Collaboration is already a prominent feature of the Local Goverment Pension Scheme
Turkeys don’t vote for Christmas. It will be interesting therefore to see which companies reply to local government minister Brandon Lewis’ invitation last week to tender for advice on his drive to encourage greater collaboration between council pension funds.
After all, private consultancies and asset managers have traditionally benefited from the diversified nature of the local government pension scheme, which would be threatened by merger of the fund, the minister’s apparent preference.
However a conference held in London last week shows that Lewis will have his work cut out pushing through this particular reform, the next details of which are expected in the New Year. This gathering of council funds showed that barely anybody in the LGPS, be they employers or unions seem to think that the idea is a good one.
The conference took place on the day that Lewis’ Communities and Local Government department published new figures that show the scheme heading in the right direction. According to the statistics for 2011-12, English councils spent £353m on fund management costs and another £118m on other administration overheads.
During the same period, the funds’ investment income grew by 13% from £2.7bn to £3.04bn.

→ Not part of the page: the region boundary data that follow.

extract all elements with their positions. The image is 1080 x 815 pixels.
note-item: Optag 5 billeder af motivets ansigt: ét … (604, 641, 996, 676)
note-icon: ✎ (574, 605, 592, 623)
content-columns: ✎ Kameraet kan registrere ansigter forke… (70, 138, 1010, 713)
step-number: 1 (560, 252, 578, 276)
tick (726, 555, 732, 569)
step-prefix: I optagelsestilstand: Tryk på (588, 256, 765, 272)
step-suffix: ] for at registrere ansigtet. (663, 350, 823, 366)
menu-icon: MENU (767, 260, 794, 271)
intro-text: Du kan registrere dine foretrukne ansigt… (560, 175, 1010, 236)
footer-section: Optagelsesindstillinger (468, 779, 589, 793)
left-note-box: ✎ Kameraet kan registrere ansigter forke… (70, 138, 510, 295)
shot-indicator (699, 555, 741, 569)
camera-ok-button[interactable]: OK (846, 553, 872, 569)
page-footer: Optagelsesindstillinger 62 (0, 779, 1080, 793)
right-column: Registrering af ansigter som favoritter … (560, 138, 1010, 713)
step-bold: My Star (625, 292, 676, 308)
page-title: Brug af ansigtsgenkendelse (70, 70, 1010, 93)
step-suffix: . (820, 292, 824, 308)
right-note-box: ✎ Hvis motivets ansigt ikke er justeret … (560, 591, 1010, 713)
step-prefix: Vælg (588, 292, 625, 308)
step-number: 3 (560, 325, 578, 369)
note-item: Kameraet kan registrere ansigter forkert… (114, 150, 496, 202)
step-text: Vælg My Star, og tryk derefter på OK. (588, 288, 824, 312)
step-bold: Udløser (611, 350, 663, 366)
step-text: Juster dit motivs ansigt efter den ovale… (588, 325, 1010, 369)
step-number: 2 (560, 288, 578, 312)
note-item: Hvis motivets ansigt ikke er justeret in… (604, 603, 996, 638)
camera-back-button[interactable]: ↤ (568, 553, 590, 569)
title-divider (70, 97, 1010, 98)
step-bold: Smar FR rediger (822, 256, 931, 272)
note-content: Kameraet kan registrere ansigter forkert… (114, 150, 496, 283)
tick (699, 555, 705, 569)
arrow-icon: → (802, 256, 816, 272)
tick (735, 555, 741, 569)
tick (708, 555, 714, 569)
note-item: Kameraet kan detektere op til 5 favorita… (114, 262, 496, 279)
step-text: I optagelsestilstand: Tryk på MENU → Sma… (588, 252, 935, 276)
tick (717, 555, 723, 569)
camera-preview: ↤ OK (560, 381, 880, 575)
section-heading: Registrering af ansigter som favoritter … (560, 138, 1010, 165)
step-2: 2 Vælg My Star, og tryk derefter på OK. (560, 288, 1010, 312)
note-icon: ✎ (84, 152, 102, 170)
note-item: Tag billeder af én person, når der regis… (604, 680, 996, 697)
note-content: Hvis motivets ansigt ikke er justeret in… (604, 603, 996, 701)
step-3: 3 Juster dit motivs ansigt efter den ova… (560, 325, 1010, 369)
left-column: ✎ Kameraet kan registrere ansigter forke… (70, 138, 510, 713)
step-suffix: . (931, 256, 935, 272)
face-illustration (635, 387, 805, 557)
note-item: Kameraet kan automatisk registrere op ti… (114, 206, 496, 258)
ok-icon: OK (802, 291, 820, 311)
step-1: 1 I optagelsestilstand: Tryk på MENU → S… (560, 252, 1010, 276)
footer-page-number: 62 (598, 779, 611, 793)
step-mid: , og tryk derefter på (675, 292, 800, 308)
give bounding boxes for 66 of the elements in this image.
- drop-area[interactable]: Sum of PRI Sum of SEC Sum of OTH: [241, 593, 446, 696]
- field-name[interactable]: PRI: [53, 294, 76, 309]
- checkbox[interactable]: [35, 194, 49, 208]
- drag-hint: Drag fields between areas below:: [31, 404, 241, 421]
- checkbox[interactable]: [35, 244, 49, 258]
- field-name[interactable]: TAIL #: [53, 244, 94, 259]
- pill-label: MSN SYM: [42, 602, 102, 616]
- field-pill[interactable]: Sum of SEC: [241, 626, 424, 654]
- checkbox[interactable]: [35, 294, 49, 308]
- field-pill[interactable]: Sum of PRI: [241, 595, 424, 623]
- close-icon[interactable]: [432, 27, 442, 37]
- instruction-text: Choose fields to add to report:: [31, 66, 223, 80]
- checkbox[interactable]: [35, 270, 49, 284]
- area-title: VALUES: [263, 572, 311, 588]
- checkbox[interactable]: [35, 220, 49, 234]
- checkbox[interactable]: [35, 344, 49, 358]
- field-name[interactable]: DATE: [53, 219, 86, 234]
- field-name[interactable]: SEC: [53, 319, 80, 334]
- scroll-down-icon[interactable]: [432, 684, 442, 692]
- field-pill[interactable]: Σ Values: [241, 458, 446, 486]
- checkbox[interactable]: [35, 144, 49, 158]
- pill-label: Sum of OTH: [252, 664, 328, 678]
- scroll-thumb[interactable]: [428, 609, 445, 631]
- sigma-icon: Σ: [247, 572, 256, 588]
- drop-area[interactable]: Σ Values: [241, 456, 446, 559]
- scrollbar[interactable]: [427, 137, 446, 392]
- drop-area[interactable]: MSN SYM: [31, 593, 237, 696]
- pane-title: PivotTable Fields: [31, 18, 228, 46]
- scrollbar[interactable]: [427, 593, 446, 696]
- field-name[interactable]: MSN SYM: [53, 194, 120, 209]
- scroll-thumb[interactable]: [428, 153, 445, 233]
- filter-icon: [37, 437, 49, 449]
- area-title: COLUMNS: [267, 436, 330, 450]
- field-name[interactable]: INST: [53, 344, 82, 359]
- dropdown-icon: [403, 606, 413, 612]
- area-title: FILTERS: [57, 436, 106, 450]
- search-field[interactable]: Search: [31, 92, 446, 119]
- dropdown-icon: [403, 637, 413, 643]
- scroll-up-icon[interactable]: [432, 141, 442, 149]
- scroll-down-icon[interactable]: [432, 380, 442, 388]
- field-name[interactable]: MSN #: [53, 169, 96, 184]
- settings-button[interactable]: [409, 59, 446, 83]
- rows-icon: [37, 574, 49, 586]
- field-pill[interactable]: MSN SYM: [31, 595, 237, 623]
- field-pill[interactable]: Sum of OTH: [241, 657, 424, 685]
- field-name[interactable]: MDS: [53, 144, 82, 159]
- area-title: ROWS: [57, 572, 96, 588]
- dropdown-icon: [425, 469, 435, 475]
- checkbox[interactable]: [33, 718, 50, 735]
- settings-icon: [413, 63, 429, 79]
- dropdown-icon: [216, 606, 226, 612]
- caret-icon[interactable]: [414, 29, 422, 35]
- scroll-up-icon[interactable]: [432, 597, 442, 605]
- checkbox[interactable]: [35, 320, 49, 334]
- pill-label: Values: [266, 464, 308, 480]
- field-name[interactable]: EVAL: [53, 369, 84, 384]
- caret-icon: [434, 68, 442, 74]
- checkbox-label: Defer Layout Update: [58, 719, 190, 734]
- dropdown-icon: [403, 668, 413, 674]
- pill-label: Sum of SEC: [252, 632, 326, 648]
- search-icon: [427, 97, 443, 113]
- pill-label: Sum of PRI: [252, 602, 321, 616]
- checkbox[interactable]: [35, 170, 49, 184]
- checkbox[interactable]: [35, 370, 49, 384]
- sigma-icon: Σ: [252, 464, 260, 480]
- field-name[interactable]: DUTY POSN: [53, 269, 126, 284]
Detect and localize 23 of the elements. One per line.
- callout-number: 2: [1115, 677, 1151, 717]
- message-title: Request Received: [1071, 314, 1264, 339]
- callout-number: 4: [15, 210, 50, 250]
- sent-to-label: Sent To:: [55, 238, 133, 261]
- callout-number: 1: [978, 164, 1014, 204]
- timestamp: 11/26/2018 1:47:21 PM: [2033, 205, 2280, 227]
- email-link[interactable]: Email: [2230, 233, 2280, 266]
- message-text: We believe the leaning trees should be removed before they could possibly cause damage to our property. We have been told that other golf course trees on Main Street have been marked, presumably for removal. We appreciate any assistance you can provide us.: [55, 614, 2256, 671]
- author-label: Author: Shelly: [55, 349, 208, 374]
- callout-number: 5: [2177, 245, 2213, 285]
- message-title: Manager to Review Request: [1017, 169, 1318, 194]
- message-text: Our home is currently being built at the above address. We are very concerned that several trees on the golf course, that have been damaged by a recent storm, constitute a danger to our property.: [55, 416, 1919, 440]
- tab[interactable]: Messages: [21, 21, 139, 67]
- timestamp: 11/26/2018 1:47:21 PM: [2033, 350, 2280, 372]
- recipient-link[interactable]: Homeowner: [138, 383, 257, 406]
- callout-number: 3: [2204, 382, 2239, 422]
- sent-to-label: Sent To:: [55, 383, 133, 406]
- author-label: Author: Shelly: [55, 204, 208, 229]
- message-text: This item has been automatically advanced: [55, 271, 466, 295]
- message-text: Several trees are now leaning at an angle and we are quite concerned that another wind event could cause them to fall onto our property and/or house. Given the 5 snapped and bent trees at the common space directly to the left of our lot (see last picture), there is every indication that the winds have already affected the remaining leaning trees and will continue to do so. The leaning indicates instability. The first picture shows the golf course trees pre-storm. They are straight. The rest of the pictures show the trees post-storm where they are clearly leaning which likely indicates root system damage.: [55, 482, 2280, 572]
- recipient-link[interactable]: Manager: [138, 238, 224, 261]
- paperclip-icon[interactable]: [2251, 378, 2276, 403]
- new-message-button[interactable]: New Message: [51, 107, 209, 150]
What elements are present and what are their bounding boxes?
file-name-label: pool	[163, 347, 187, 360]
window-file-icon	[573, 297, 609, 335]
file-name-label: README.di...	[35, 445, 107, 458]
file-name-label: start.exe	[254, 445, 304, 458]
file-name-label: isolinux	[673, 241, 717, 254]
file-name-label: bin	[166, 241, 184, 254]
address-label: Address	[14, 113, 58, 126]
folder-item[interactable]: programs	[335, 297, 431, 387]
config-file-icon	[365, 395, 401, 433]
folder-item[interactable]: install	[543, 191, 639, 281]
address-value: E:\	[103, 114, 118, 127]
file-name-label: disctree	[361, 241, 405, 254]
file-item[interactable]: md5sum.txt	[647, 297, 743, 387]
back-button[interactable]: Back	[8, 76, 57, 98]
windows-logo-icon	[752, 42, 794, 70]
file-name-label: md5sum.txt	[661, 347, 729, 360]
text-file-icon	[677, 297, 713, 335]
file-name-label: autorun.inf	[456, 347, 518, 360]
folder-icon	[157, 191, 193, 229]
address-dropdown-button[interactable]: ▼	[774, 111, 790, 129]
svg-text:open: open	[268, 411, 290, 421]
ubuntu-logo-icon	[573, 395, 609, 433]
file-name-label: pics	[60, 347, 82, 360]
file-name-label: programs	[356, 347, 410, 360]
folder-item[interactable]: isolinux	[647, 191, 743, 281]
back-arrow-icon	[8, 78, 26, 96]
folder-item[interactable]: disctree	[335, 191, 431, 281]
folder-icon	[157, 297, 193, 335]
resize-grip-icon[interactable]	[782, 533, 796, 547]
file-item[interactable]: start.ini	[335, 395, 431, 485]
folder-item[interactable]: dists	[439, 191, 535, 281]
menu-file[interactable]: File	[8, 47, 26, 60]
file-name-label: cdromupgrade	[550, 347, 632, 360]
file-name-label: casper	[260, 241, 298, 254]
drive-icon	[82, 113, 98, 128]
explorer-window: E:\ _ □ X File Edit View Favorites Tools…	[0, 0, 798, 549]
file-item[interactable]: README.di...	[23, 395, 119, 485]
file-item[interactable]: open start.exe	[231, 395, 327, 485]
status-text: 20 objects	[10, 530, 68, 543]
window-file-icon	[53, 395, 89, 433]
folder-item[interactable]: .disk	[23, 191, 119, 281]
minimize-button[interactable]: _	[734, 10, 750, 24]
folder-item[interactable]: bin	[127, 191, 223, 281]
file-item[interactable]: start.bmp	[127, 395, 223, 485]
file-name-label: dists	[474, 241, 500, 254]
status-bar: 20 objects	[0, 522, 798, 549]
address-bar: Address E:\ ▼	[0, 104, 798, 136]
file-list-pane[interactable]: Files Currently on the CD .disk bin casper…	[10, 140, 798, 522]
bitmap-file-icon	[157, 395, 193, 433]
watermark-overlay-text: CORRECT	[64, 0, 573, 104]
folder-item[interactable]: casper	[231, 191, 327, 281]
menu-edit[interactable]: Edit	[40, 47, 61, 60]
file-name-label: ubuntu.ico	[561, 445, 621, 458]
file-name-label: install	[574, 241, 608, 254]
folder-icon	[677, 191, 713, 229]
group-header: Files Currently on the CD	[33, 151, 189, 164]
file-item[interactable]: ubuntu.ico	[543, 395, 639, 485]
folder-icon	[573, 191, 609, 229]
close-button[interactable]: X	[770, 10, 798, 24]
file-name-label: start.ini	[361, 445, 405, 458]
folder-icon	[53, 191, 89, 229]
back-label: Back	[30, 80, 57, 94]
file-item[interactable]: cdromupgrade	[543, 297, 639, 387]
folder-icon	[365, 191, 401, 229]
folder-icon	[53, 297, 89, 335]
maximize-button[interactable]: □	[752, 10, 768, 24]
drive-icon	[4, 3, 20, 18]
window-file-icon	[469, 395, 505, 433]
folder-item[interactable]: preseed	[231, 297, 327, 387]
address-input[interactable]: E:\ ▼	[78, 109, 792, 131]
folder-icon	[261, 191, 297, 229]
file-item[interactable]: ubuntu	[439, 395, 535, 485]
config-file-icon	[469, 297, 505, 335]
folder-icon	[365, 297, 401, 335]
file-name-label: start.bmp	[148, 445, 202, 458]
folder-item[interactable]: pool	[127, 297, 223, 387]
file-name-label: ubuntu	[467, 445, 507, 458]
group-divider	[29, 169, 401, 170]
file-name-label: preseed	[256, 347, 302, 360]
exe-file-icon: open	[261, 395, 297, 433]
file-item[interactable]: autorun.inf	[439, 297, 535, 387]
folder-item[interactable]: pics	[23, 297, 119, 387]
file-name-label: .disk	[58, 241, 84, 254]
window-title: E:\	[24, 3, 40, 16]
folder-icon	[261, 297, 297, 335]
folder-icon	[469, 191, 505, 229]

This improved performance more than made up for a £1.54bn drop in contributions during the same year, which resulted from the contraction in council workforces as the government’s cuts started to bite.
Brian Strutton, national secretary for public services at the GMB union, argued at the Local Government Pension Forum event that the figures undermined the case for the kind of radical structural change Lewis seems keen on. “It ain’t broke: ministers don’t need to fix it.”
To back this argument, he cited figures in the report showing that fees equate to around 0.3% of the approximately £148bn of assets under management, which he noted is “significantly cheaper than a tracker fund.”
Strutton, who is a member of the new national LGPS advisory board, concluded: “There isn’t a cost problem in the local government pension scheme.”
And it’s not as if merger is the only option with many councils already clubbing together on collaborative procurement frameworks.
Nicola Mark, head of the Norfolk pension fund, said that the joint framework being developed by her authority had cut procurement timescales from 12 months to 3-4 weeks, and costs from £50,000 per contract to a “few thousand”.
Mark estimated that if each of the nearly 100 council funds across England and Wales used such a framework, savings of £10m per annum could be achieved. “There’s been a real sharpening of pencils by suppliers in the market place which we did not expect,” she said.
Chris Bilsland, the quaintly titled chamberlain of the City of London Corporation, told the conference that two-thirds of the capital’s councils had signed up to a common investment framework, while the remainder were examining the idea. He predicted that the pan-London framework would be “well on its way” by Christmas.
The idea of greater collaboration between funds is also backed by AXA Investment Management in a report published in the run up to the close of the CLG consultation. This argues about the risk of ‘group think’ resulting from the concentration of decision making in fewer hands.
Jeff Huston, head of pensions at the Local Government Association, said: “I’m cross that ministers are making everybody spend time on a fairly irrelevant issue.”
However Brian Roberts, director of resources at Leicestershire County Council, urged delegates to take heed of the wider agenda across the public sector to deliver greater efficiency.
“I don’t think this is the biggest issue that we face, however need to make a formal commitment to move further down this road. I don’t think structural change is required but without that commitment we are vulnerable - doing nothing is not an option.”
Judging from last week’s event though, it is clear that council pension funds are not sitting back and waiting for Whitehall edicts.